Douglas A. McIntyre is the co-founder, chief executive officer and editor in chief of 24/7 Wall St. and 24/7 Tempo. He has held these jobs since 2006.

McIntyre has written thousands of articles for 24/7 Wall St. He is an expert on corporate finance, the automotive industry, media companies and international finance. He has edited articles on national demographics, sports, personal income and travel.

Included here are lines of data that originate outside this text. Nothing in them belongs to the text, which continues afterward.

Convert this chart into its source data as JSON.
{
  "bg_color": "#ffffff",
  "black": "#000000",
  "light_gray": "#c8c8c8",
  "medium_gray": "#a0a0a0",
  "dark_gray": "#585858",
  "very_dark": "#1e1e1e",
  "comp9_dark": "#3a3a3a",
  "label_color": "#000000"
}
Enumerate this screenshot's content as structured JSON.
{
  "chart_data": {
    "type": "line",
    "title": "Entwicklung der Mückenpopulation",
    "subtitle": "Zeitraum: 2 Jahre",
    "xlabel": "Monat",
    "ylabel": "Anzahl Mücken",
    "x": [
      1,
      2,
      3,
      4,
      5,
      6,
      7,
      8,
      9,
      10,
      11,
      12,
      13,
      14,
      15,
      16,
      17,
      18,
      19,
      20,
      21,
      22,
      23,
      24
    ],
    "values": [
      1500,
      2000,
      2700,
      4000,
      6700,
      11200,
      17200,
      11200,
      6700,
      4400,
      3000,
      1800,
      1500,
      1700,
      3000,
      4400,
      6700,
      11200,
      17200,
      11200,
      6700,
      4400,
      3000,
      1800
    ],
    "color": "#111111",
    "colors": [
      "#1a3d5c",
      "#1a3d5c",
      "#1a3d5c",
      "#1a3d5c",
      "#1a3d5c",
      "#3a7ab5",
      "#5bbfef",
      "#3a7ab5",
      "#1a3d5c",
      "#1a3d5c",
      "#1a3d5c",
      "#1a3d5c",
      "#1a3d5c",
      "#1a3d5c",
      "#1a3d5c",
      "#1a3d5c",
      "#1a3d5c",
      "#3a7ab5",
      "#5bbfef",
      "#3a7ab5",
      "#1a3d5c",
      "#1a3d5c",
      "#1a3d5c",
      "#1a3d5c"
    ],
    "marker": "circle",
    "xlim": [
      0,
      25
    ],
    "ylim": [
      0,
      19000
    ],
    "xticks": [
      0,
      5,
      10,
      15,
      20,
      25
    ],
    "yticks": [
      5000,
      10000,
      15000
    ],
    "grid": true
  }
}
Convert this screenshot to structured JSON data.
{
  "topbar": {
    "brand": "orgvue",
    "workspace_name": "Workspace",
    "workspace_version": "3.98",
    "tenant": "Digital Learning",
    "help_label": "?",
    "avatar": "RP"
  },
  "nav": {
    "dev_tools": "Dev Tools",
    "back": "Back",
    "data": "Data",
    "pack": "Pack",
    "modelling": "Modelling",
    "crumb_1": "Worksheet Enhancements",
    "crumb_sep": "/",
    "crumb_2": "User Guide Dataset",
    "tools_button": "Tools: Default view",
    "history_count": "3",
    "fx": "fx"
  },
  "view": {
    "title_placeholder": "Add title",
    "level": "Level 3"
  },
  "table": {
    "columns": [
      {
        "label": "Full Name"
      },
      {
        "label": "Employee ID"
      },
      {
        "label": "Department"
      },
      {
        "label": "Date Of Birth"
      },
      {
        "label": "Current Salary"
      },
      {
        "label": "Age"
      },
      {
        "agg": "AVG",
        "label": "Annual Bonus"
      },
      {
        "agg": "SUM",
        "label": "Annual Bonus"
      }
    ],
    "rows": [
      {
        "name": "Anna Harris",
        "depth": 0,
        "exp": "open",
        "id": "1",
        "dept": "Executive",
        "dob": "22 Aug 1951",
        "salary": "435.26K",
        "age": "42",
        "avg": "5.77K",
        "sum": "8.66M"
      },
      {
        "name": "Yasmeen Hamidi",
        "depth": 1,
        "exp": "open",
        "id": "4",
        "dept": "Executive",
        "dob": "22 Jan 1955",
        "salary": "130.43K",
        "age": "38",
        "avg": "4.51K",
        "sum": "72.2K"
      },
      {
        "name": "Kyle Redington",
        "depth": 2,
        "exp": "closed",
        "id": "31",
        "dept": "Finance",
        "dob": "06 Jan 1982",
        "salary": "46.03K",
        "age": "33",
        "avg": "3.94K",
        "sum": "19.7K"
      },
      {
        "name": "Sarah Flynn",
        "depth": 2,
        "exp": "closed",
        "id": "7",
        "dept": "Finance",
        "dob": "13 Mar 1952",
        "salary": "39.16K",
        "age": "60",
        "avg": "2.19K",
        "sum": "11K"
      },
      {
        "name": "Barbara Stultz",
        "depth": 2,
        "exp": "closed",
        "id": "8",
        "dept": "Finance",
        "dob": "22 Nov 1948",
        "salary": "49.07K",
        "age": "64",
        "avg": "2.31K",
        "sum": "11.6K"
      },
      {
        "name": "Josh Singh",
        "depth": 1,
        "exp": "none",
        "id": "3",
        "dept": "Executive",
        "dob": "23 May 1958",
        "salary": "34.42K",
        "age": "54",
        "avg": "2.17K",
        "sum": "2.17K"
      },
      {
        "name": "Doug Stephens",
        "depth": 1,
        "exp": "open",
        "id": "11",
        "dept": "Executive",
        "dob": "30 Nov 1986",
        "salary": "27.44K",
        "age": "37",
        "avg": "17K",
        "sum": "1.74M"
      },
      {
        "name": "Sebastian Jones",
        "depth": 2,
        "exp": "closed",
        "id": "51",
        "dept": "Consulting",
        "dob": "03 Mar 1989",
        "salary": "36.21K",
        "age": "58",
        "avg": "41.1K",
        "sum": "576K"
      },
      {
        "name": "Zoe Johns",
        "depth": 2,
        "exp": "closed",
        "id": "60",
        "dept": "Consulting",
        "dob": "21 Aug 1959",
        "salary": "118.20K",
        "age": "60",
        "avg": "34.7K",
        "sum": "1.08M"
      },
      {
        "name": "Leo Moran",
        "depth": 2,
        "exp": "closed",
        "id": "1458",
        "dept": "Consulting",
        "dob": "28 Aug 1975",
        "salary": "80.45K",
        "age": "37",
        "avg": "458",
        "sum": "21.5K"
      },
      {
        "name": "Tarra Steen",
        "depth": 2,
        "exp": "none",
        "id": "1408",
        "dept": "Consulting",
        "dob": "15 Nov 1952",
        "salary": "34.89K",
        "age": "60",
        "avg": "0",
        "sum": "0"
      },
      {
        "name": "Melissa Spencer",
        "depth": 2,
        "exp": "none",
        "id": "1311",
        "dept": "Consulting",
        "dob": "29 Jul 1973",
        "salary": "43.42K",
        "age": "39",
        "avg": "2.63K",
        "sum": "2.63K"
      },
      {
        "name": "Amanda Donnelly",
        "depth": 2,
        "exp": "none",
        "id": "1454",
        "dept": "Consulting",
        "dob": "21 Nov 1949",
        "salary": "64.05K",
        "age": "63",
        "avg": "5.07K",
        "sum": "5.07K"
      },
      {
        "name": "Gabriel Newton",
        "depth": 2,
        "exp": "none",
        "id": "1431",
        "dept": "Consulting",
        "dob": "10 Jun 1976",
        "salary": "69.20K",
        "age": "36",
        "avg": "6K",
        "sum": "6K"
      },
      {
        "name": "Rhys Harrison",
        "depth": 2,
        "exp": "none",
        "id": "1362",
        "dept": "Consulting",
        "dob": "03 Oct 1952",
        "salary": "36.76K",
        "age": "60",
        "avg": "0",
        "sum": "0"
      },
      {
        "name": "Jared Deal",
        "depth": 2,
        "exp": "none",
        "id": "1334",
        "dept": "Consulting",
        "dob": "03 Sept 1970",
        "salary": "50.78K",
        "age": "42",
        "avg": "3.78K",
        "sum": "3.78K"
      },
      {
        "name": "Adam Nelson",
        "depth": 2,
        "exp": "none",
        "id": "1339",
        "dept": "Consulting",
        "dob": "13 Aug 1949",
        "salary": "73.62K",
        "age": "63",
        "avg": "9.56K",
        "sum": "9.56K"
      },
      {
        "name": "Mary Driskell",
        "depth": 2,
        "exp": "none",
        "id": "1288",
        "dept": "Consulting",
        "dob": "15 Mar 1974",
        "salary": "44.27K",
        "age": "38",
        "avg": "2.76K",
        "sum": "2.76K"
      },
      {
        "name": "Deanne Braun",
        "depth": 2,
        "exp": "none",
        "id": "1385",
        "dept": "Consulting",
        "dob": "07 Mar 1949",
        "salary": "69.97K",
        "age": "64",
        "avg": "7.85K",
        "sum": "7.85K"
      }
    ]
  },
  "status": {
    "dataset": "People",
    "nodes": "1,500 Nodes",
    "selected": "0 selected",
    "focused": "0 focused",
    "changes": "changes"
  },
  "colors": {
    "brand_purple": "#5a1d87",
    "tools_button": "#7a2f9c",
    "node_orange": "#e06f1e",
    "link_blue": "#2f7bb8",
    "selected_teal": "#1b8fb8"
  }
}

His work has been quoted or mentioned in The New York Times, The Wall Street Journal, Los Angeles Times, The Washington Post, NBC News, Time, The New Yorker, HuffPost USA Today, Business Insider, Yahoo, AOL, MarketWatch, The Atlantic, Bloomberg, New York Post, Chicago Tribune, Forbes, The Guardian and many other major publications. McIntyre has been a guest on CNBC, the BBC and television and radio stations across the country.

A magna cum laude graduate of Harvard College, McIntyre also was president of The Harvard Advocate. Founded in 1866, the Advocate is the oldest college publication in the United States.

TheStreet.com, Comps.com and Edgar Online are some of the public companies for which McIntyre served on the board of directors. He was a Vicinity Corporation board member when the company was sold to Microsoft in 2002. He served on the audit committees of some of these companies.

McIntyre has been the CEO of FutureSource, a provider of trading terminals and news to commodities and futures traders. He was president of Switchboard, the online phone directory company. He served as chairman and CEO of On2 Technologies, the video compression company that provided video compression software for Adobe’s Flash. Google bought On2 in 2009.